In many states, CES has infiltrated and affected university course offerings for up and coming teachers, principals, and superintendents.

For example, Sam Houston University, as a requirement for superintendent certification, offers an internship course led by Dr. Shirley Johnson. Johnson is the executive director of Texas Coalition of Essential Schools.

 

According to Johnson’s course syllabus and guidelines, all interns must complete a “Leadership Profile”, the cost of which is to be paid by the student directly to Texas CES. Students are then given the opportunity to attend a feedback session related to the leadership profile — no doubt to allow the instructor to gauge whether the student would be a productive leader in a CES-style school.

 

Several other avenues exist for identifying prospective radical educators for placement in these indoctrination centers.

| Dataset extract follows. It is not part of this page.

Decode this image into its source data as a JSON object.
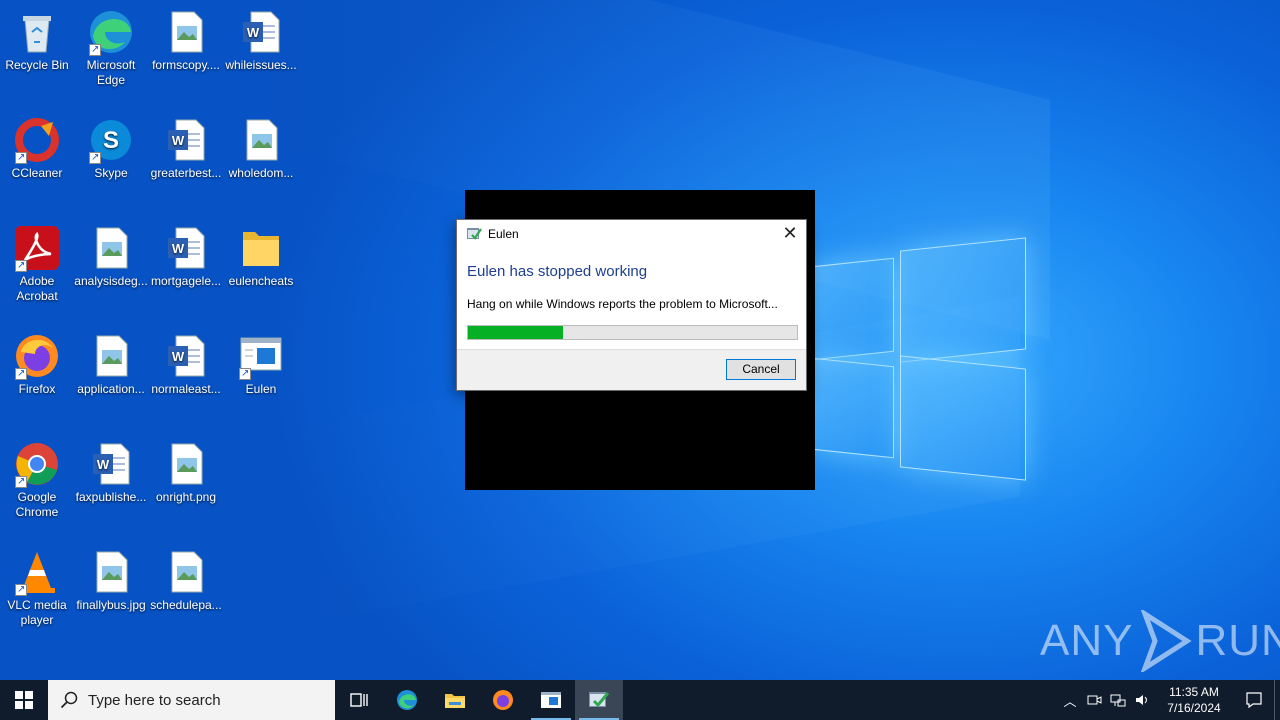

Texas ASCD, for example, who partners with CES and actively promotes and expands CES reform, identifies, recruits, and trains teachers and curriculum leaders, many of whom are identified in collaboration with local universities.

Read about the connections between Texas ASCD and educators behind CSCOPE and Common Core here and here.

 

CSCOPE is Common Core

 

In January of 2010, Governor Rick Perry formally rejected the nationally proposed Common Core State Standards, stating that he would not “commit Texas taxpayers to unfunded federal obligations or to the adoption of unproven, cost-prohibitive national standards and tests”.

Ironically, the very people behind Common Core were already actively working within Perry’s state and had been for many years.

Linda Darling Hammond, one of several radical educators behind the design of CSCOPE, has worked with Texas schools for years through her organization, School Redesign Network.

Achieve, Inc., an organization that has aided in authoring the Common Core standards, launched the American Diploma Project in 2005. Texas was one of 13 states to join the America Diploma Project Network.

 

As I wrote here, Achieve, Inc. is not only made up of several Coalition of Essential Schools/Annenberg reformers, but it was literally created by leaders of the National Governors Association and the Annenberg Institute.

 

The Grow Network (now owned by McGraw-Hill) was founded by David Coleman, who is said to be ’the architect’ of Common Core. In 2004, the Texas Education Agency entered into a four-year, 17.7 million dollar contract with Grow Network for online Personalized Study Guides to be provided to Texas educators and students.

Considering many of the same educators behind CSCOPE are also behind Common Core, and considering the rumor that Common Core offered to purchase the CSCOPE program for use with the national standards; it appears that CSCOPE was a ‘test-run’ for Common Core.

 

It seems likely that Texas is the guinea pig and CSCOPE a pilot project –being tested before going all in and using it with Common Core standards in more than 45 states.

It can’t be a coincidence that the same educators behind Common Core just-so-happened to have been chosen to contribute to the design of CSCOPE. Those educators, Wiggins, Tighe, Hammond, Jacobs, and others, have spent years providing professional development to Texas educators over, and over, and over on how to use their designs and teaching strategies, the same designs they are teaching Common Core states to use with Common Core standards.

 

Here’s an interesting side-note – Although it has been more than three years since Texas rejected Common Core, former Austin ISD Superintendent Pascal Forgione, the same superintendent who has worked hand-in-hand with Alinsky’s IAF and Linda Darling Hammond’s School Redesign Network, is participating in a conference later this year inAustin to discuss Common Core.

 

Forgione is now executive director of Educational Testing Service’s K-12 Center located in Austin.

 

K-12 Center works in partnership with the CCSSO and other organizations to develop Common Core assessment systems and also partners with the Alliance for Excellent Education, where Linda Darling Hammond serves on the board.

 

The conference on Common Core, in which Forgione will be the keynote speaker, is scheduled to take place August 12th-14th in Austin.

 

Did Forgione not get the memo that Texas rejected Common Core, or does he know something that we don’t?